19. It is settled legal proposition that wherever public element in office is involved for calling the names from employment exchange, it may be

desirable that in addition thereto, applications have to be invited from all eligible candidates. Thus, even if it is assumed that there are no statutory

Rules, Guidelines, or Circular, procedure of appointment of any person in such a manner without advertising the vacancy creates a doubt regarding

the sanctity of his appointment.

20. In a recent judgment, i.e. Suresh Kumar and Ors. v. State of Hayana (26), the Hon''ble Supreme Court up-held the judgment of Full Bench of

Punjab & Haryana High Court quashing the appointments of 1600 Police Constables made without advertising the vacancies. The Hon''ble High

Court reached the conclusion that the process of selection stood vitiated because there had been no advertisement and no due publicity Inviting

applications from the candidates at large. The Hon''ble Supreme Court up-held the said judgment and the appointees, by such a spoiled system,

who had completed the training and were in continuous service for more than five years have been granted an opportunity to apply afresh only with

relaxation in age, but their appointments have not been saved. Similarly, in Surinder Singh and Ors. v. State of Haryana and Ors. (26), the Apex

Court quashed the appointments made over and above the number of vacancies duly advertised being violative of Articles 14 and 16 of the

Constitution as candidates who possessed eligibility subsequent to the advertisement had no chance to be considered for recruitment.

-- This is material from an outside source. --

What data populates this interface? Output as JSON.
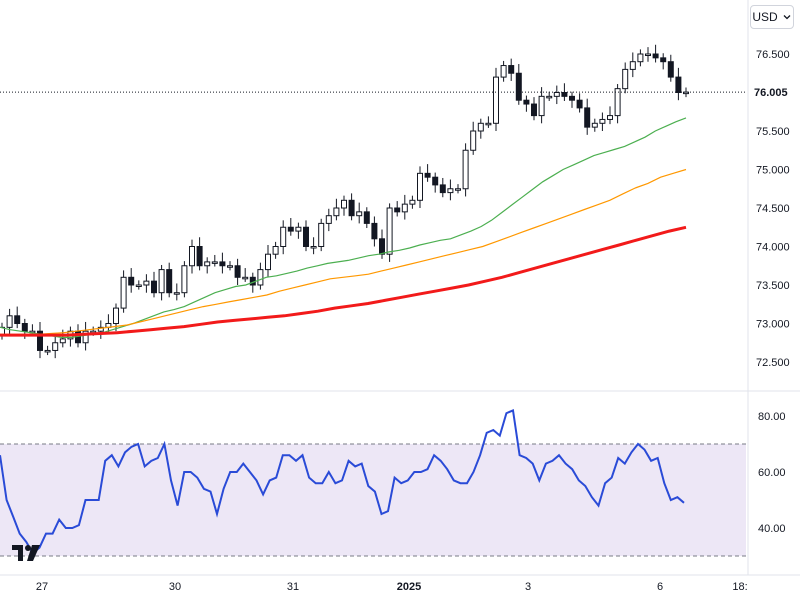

21. It is settled law that writ petition under Article 226 of the Constitution is maintainable for enforcing the statutory or legal right or when there is a

complaint by the petitioner that there is a breach of the statutory duty on the part of the respondents. Therefore, there must be judicially

enforceable right for the enforcement of which the writ jurisdiction can be resorted to. The Court can enforce the performance of a statutory duty

by public bodies through its writ jurisdiction at the behest of a person, provided such person satisfies the Court that he has a legal right to insist on

such performance. The existence of the said right is the condition precedent to invoke the writ jurisdiction. (Vide State of Kerala v. K.G.

Mahadavan Pillai (28), State of Kerala v. Smt. A. Lakshmikutty (29), Mani Subrat Jain and Ors. v. State of Haryana (30), and Calcutta Gas

Company (Propriety Ltd.) v. State of West Bengal and Ors. (31).

22. In Rajendra Singh v. State of M.P. (32), it has been held that even violation of each and every provision of law does not furnish a ground for

the writ court to interfere and if it is shown that substantial compliance of law has been made and unless it is shown that violation of law has caused

substantial prejudice to the rights of the petitioner, no interference is called for. Similar view has been taken by Hon''ble Supreme Court in Rani

Laxmibai Kshetriya Gramin Bank v. Chand Behari Kapoor and Ors. (33).

23. As the petitioner had not been appointed in pursuance of any valid provision of law or by following the procedure in consonance with Articles

14 and 16 of the Constitution of India, he has no right to continue on the post.

24. Moreso, the respondents have filed the reply in which it has been stated that no such post is in existence. There is no rebuttal to the said

averment made in the reply by the petitioner as no rejoinder affidavit has been filed, the question of keeping the petitioner in service or appointment

of any person on the said post does not arise.

25. There is no force in the petition, it is hereby dismissed. No order as to costs.